The other side of that pleasant development (for the corporations) is the gutting of the well-paid labor force in the core countries, replaced by low-wage, part-time, and temporary workers – accompanied, unsurprisingly, by a further deterioration of cities, rising violence, shameful educational and health services, and a politics of fear and hate. In addition to the systematic neglect of our infrastructure, our cities, and our (as distinct from their) economy by the ruling élites is a stony indifference to an inevitable and long-term decline of average global purchasing power, which, ironically, is a form of self-induced malnutrition for the transnationals and their nations. With variations on particulars, that also brings back the nineteenth century, which functionally ended in 1914.

If mainstream attention is paid to these matters, they are dismissed in the same cavalier and mistaken way as in that same nineteenth century: the trickle-down theory, the origins of which were in Adam Smith. This fantasy flourished until the 1930s, when it was thought to have perished from sheer embarrassment. No such luck: it was born again as the 1970s ended and has risen to a level of credulous popularity hitherto reserved for Santa Claus.

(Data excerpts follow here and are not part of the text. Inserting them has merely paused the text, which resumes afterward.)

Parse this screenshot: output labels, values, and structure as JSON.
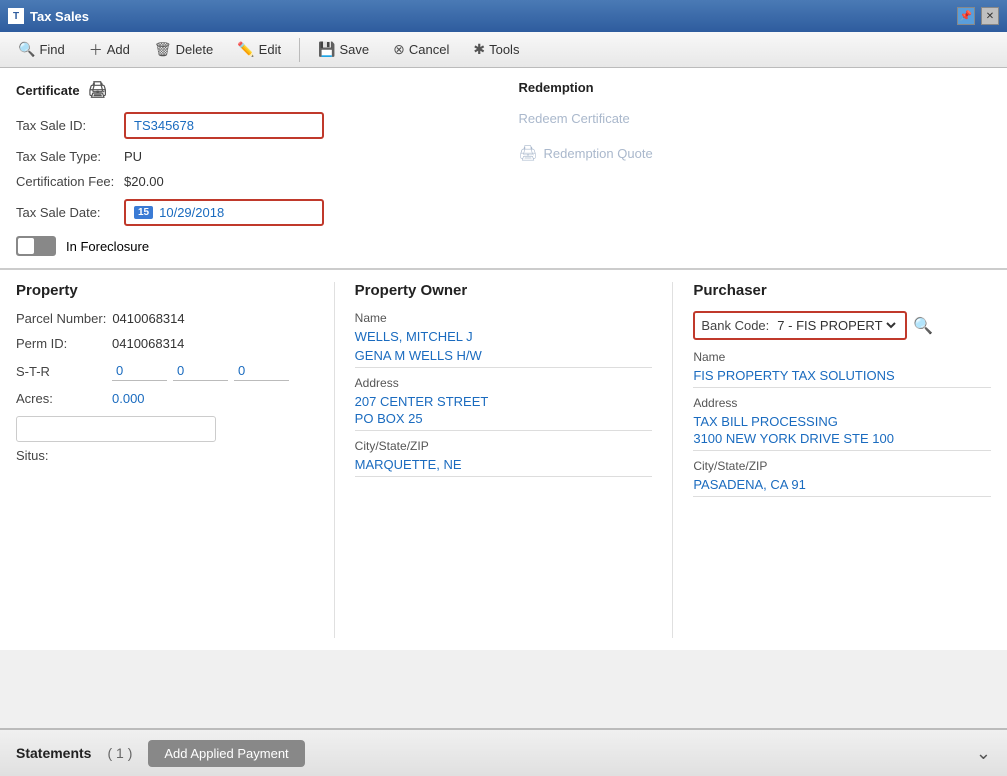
{
  "titleBar": {
    "title": "Tax Sales",
    "pinLabel": "📌",
    "closeLabel": "✕"
  },
  "toolbar": {
    "find": "Find",
    "add": "Add",
    "delete": "Delete",
    "edit": "Edit",
    "save": "Save",
    "cancel": "Cancel",
    "tools": "Tools"
  },
  "certificate": {
    "heading": "Certificate",
    "taxSaleIdLabel": "Tax Sale ID:",
    "taxSaleIdValue": "TS345678",
    "taxSaleTypeLabel": "Tax Sale Type:",
    "taxSaleTypeValue": "PU",
    "certFeeLabel": "Certification Fee:",
    "certFeeValue": "$20.00",
    "taxSaleDateLabel": "Tax Sale Date:",
    "taxSaleDateDay": "15",
    "taxSaleDateValue": "10/29/2018",
    "inForeclosureLabel": "In Foreclosure"
  },
  "redemption": {
    "heading": "Redemption",
    "redeemCertLabel": "Redeem Certificate",
    "redemptionQuoteLabel": "Redemption Quote"
  },
  "property": {
    "heading": "Property",
    "parcelLabel": "Parcel Number:",
    "parcelValue": "0410068314",
    "permIdLabel": "Perm ID:",
    "permIdValue": "0410068314",
    "strLabel": "S-T-R",
    "strS": "0",
    "strT": "0",
    "strR": "0",
    "acresLabel": "Acres:",
    "acresValue": "0.000",
    "situsLabel": "Situs:"
  },
  "propertyOwner": {
    "heading": "Property Owner",
    "nameLabel": "Name",
    "name1": "WELLS, MITCHEL J",
    "name2": "GENA M WELLS H/W",
    "addressLabel": "Address",
    "addr1": "207 CENTER STREET",
    "addr2": "PO BOX 25",
    "cityStateZipLabel": "City/State/ZIP",
    "cityStateZip": "MARQUETTE, NE"
  },
  "purchaser": {
    "heading": "Purchaser",
    "bankCodeLabel": "Bank Code:",
    "bankCodeValue": "7 - FIS PROPERT",
    "nameLabel": "Name",
    "nameValue": "FIS PROPERTY TAX SOLUTIONS",
    "addressLabel": "Address",
    "addr1": "TAX BILL PROCESSING",
    "addr2": "3100 NEW YORK DRIVE STE 100",
    "cityStateZipLabel": "City/State/ZIP",
    "cityStateZip": "PASADENA, CA 91"
  },
  "footer": {
    "statementsLabel": "Statements",
    "statementsCount": "( 1 )",
    "addPaymentLabel": "Add Applied Payment"
  }
}
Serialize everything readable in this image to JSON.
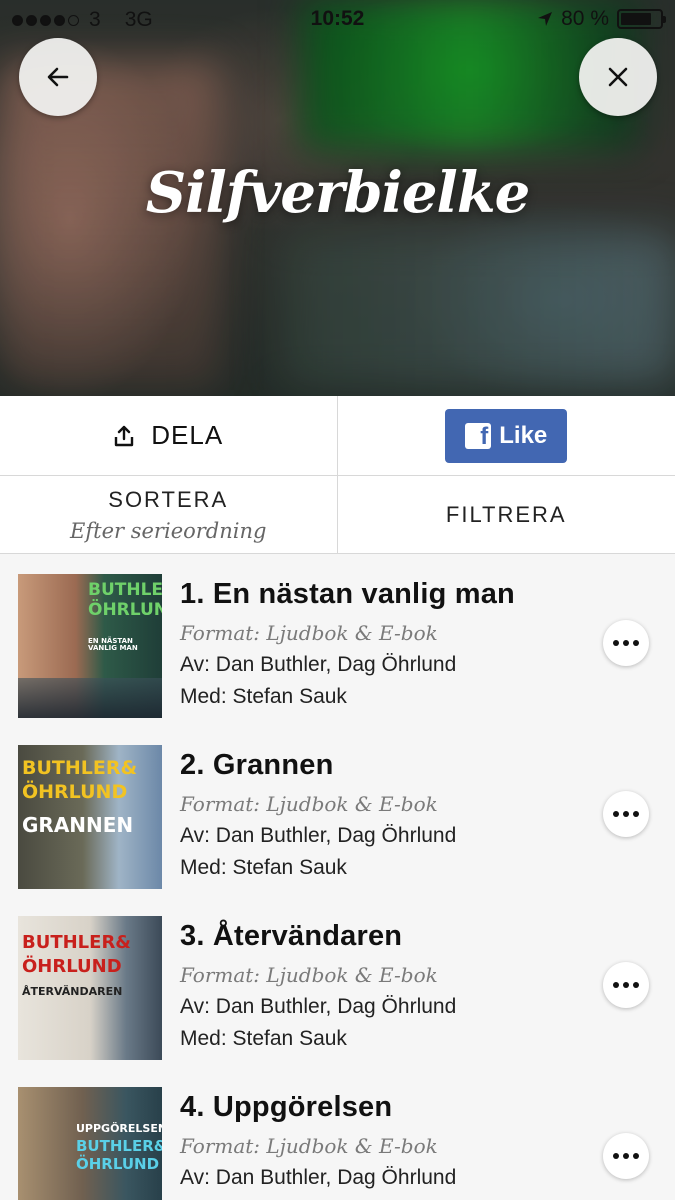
{
  "status_bar": {
    "carrier": "3",
    "network": "3G",
    "time": "10:52",
    "battery": "80 %",
    "battery_level": 0.8,
    "signal_filled": 4,
    "signal_total": 5
  },
  "header": {
    "title": "Silfverbielke",
    "back_icon": "arrow-left-icon",
    "close_icon": "close-icon"
  },
  "actions": {
    "share_label": "DELA",
    "share_icon": "share-icon",
    "facebook_like_label": "Like",
    "facebook_color": "#4267b2",
    "sort_label": "SORTERA",
    "sort_value": "Efter serieordning",
    "filter_label": "FILTRERA"
  },
  "books": [
    {
      "title": "1. En nästan vanlig man",
      "format": "Format: Ljudbok & E-bok",
      "authors": "Av: Dan Buthler, Dag Öhrlund",
      "narrator": "Med: Stefan Sauk",
      "cover_text_top": "BUTHLER&",
      "cover_text_mid": "ÖHRLUND",
      "cover_text_sub": "EN NÄSTAN VANLIG MAN"
    },
    {
      "title": "2. Grannen",
      "format": "Format: Ljudbok & E-bok",
      "authors": "Av: Dan Buthler, Dag Öhrlund",
      "narrator": "Med: Stefan Sauk",
      "cover_text_top": "BUTHLER&",
      "cover_text_mid": "ÖHRLUND",
      "cover_text_sub": "GRANNEN"
    },
    {
      "title": "3. Återvändaren",
      "format": "Format: Ljudbok & E-bok",
      "authors": "Av: Dan Buthler, Dag Öhrlund",
      "narrator": "Med: Stefan Sauk",
      "cover_text_top": "BUTHLER&",
      "cover_text_mid": "ÖHRLUND",
      "cover_text_sub": "ÅTERVÄNDAREN"
    },
    {
      "title": "4. Uppgörelsen",
      "format": "Format: Ljudbok & E-bok",
      "authors": "Av: Dan Buthler, Dag Öhrlund",
      "narrator": "",
      "cover_text_top": "UPPGÖRELSEN",
      "cover_text_mid": "BUTHLER&",
      "cover_text_sub": "ÖHRLUND"
    }
  ]
}
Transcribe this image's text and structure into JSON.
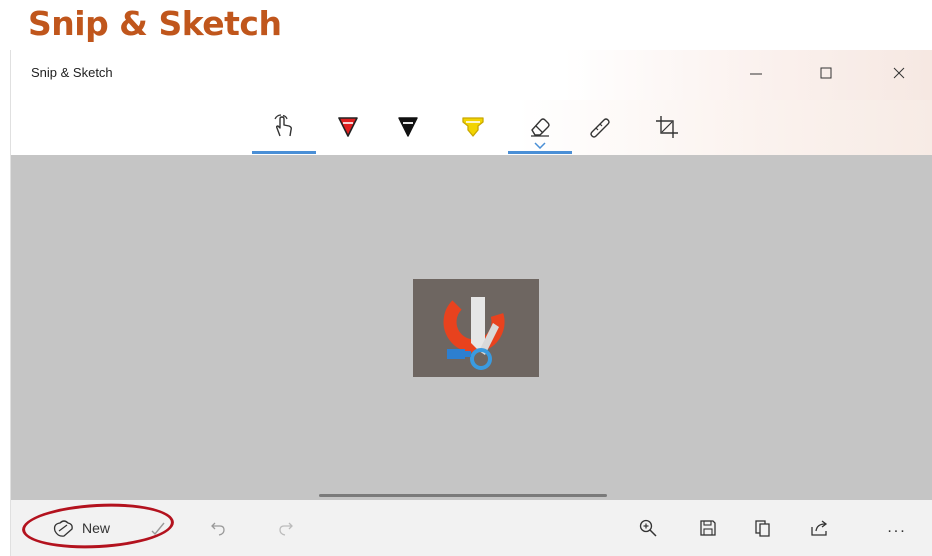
{
  "caption": {
    "text": "Snip & Sketch"
  },
  "window": {
    "title": "Snip & Sketch",
    "controls": [
      "minimize-icon",
      "maximize-icon",
      "close-icon"
    ]
  },
  "toolbar": {
    "tools": [
      {
        "name": "touch-writing-icon",
        "active": true
      },
      {
        "name": "ballpoint-pen-icon",
        "color": "#e02020"
      },
      {
        "name": "pencil-icon",
        "color": "#111111"
      },
      {
        "name": "highlighter-icon",
        "color": "#f2d400"
      },
      {
        "name": "eraser-icon",
        "active": true,
        "has_dropdown": true
      },
      {
        "name": "ruler-icon"
      },
      {
        "name": "crop-icon"
      }
    ],
    "accent": "#4a8fd6"
  },
  "snip": {
    "name": "snip-and-sketch-logo"
  },
  "bottombar": {
    "new_label": "New",
    "buttons": [
      "new-snip-icon",
      "check-icon",
      "undo-icon",
      "redo-icon",
      "zoom-in-icon",
      "save-icon",
      "copy-icon",
      "share-icon",
      "more-icon"
    ],
    "more_label": "..."
  },
  "colors": {
    "caption": "#c0561c",
    "annotation_ring": "#b3121e",
    "canvas": "#c5c5c5"
  }
}
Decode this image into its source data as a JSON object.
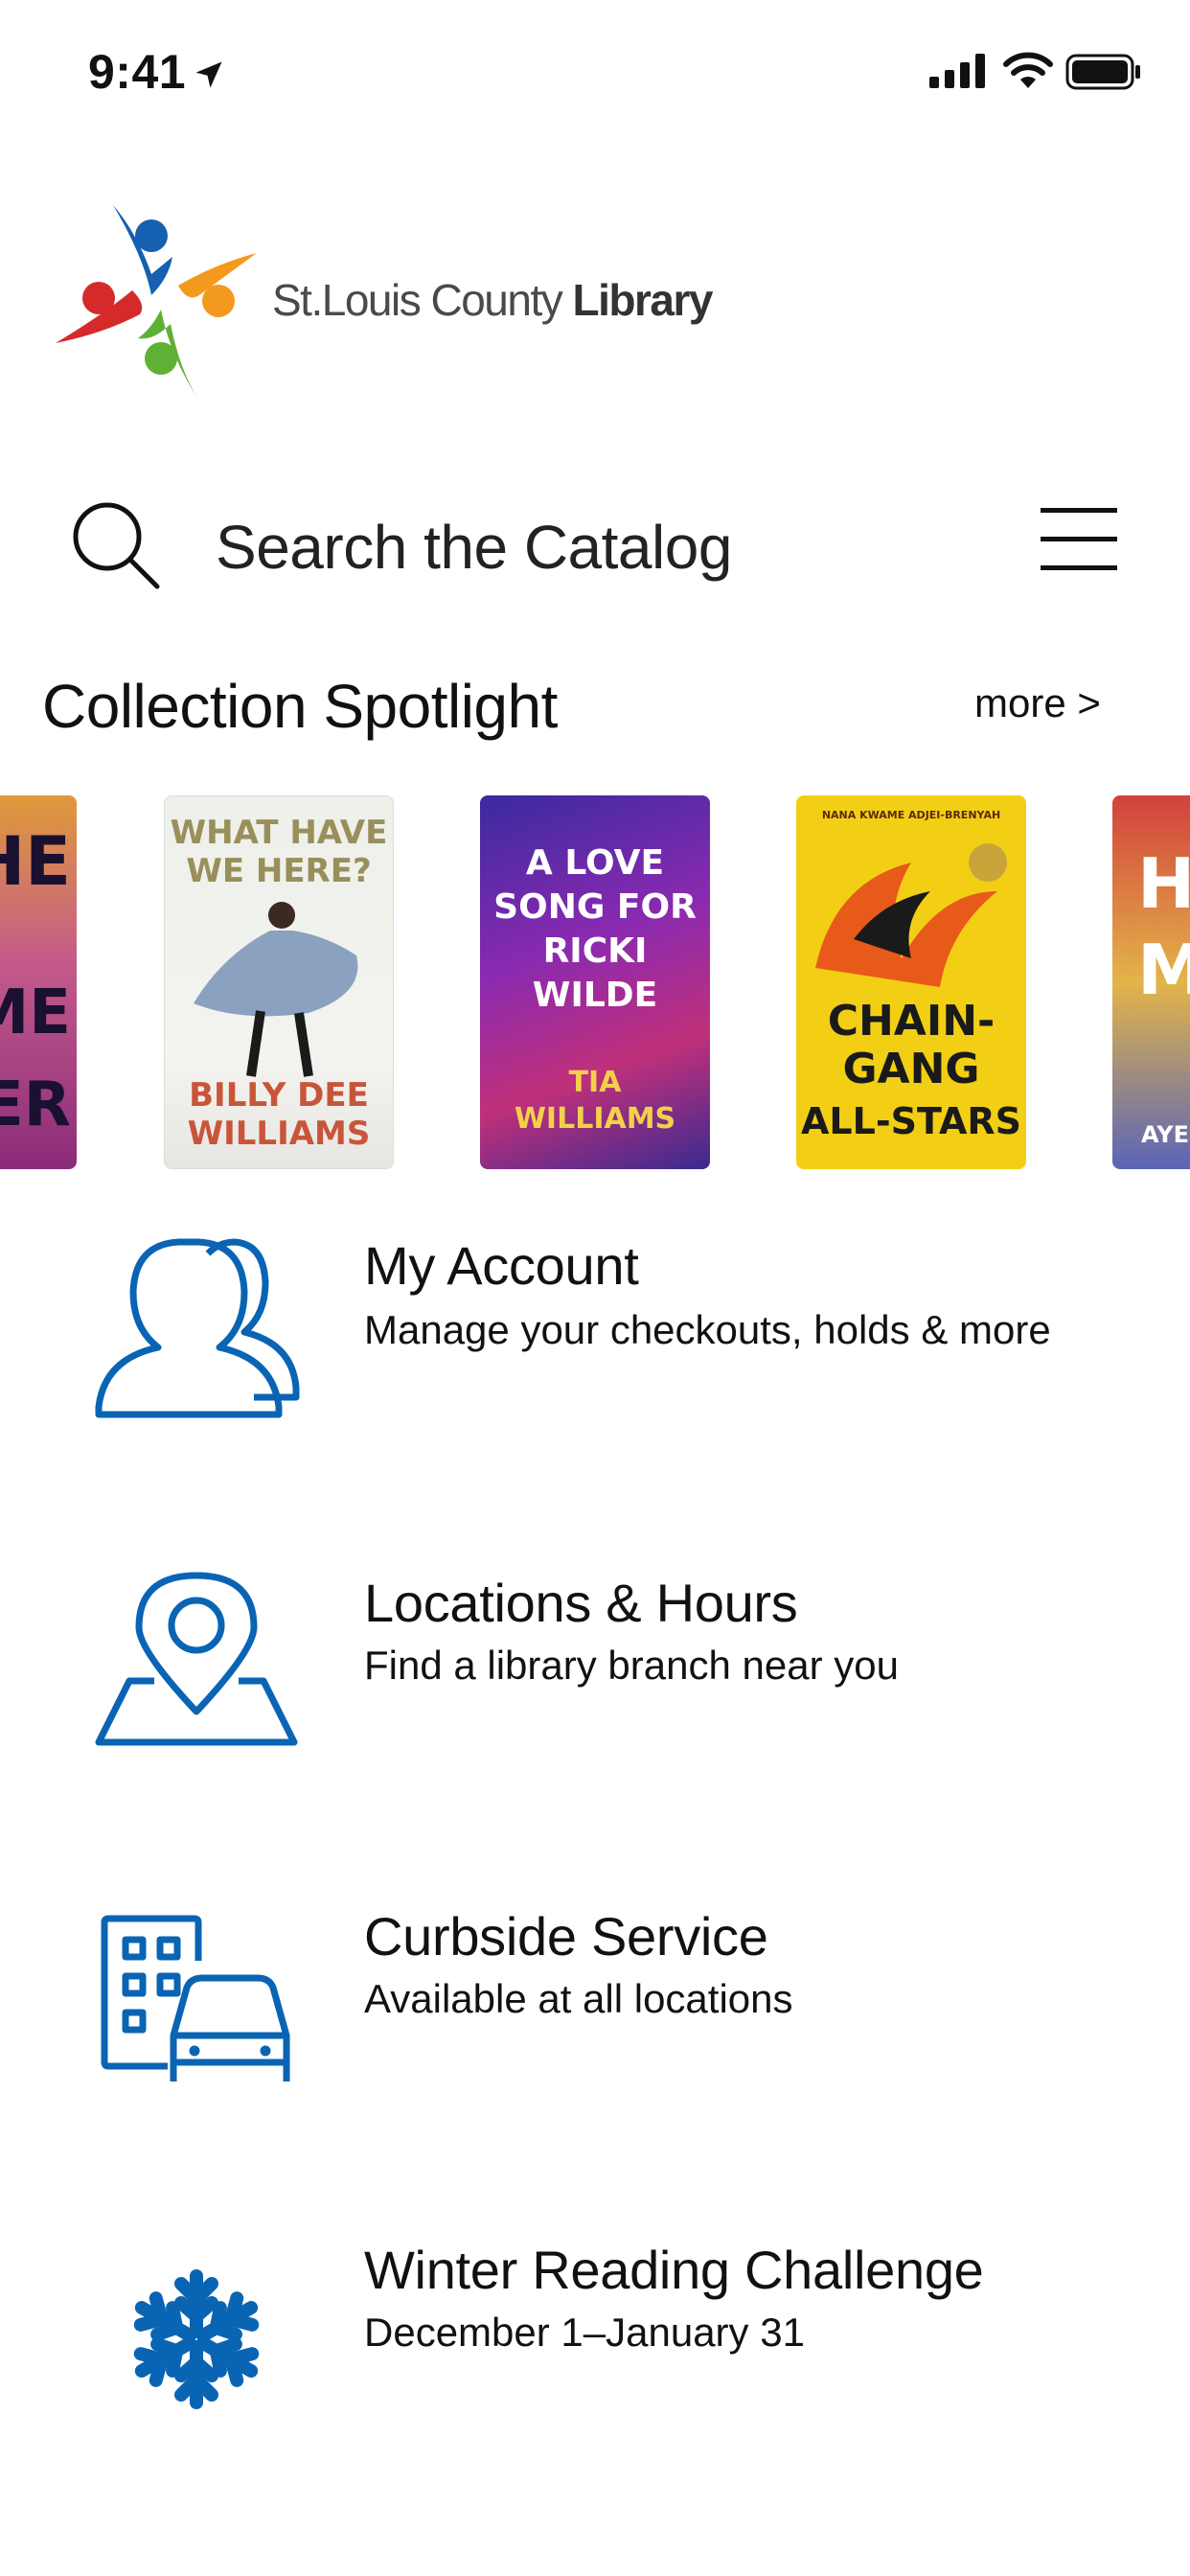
{
  "status_bar": {
    "time": "9:41",
    "icons": [
      "location-arrow-icon",
      "cellular-signal-icon",
      "wifi-icon",
      "battery-icon"
    ]
  },
  "logo": {
    "text_regular": "St.Louis County ",
    "text_bold": "Library"
  },
  "search": {
    "placeholder": "Search the Catalog",
    "icon": "search-icon"
  },
  "header": {
    "menu_icon": "hamburger-menu-icon"
  },
  "spotlight": {
    "title": "Collection Spotlight",
    "more_label": "more >",
    "books": [
      {
        "cover_lines": [
          "THE",
          "AME",
          "IDER"
        ]
      },
      {
        "cover_lines": [
          "WHAT HAVE",
          "WE HERE?",
          "BILLY DEE",
          "WILLIAMS"
        ]
      },
      {
        "cover_lines": [
          "A LOVE",
          "SONG FOR",
          "RICKI",
          "WILDE",
          "TIA",
          "WILLIAMS"
        ]
      },
      {
        "cover_lines": [
          "NANA KWAME ADJEI-BRENYAH",
          "CHAIN-",
          "GANG",
          "ALL-STARS"
        ]
      },
      {
        "cover_lines": [
          "H",
          "M",
          "AYES"
        ]
      }
    ]
  },
  "menu": [
    {
      "title": "My Account",
      "subtitle": "Manage your checkouts, holds & more",
      "icon": "account-users-icon"
    },
    {
      "title": "Locations & Hours",
      "subtitle": "Find a library branch near you",
      "icon": "map-pin-icon"
    },
    {
      "title": "Curbside Service",
      "subtitle": "Available at all locations",
      "icon": "building-car-icon"
    },
    {
      "title": "Winter Reading Challenge",
      "subtitle": "December 1–January 31",
      "icon": "snowflake-icon"
    }
  ],
  "colors": {
    "accent_blue": "#0a64b4",
    "text": "#111111"
  }
}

Its message is that although the rich seem to be getting richer as the poor get poorer, that is merely an appearance and is deceiving: damn the statistics, full speed ahead! In the long run – the period in which, as Keynes reminded us sixty years ago, we are all dead – the manna will descend on us all (if, to be sure, in varying degrees). Meanwhile, in the United States and Britain, where trickle-down was invented and has had its current image burnished most fully, the past twenty years has the trickle seeming to defy the law of gravity as it continues to fall up, and at an ever-accelerating rate! Because the idea sits at the very center of capitalist ideology, there is no set or application of mere facts that can dislodge it. It’s sheer theology. And it sells like mad.

As in the past, if capitalism and its decision makers are to change for the better, it will only be if the pressure to do so comes from an informed and resolute majority of the population, not from some tiny minority of “enlightened” businessmen, politicians, or professors – even if the latter were throwing their two-bits’ worth in from the left field bleachers, as here.

Essays such as this one are, I trust useful; but this and others can mean little but laughs and groans unless they become part of a swelling growth of determination, understanding and effort by the people.

A farm woman of the Populist movement entered our history books when, more than a century ago, she said, “It’s time to raise less corn and more hell.” Like me, she would have liked what the great Wobbly organizer Joe Hill (framed by authorities for murder) added to that, just before he was executed by a firing squad in Utah in 1915: “Don’t waste any time in mourning. Organize.”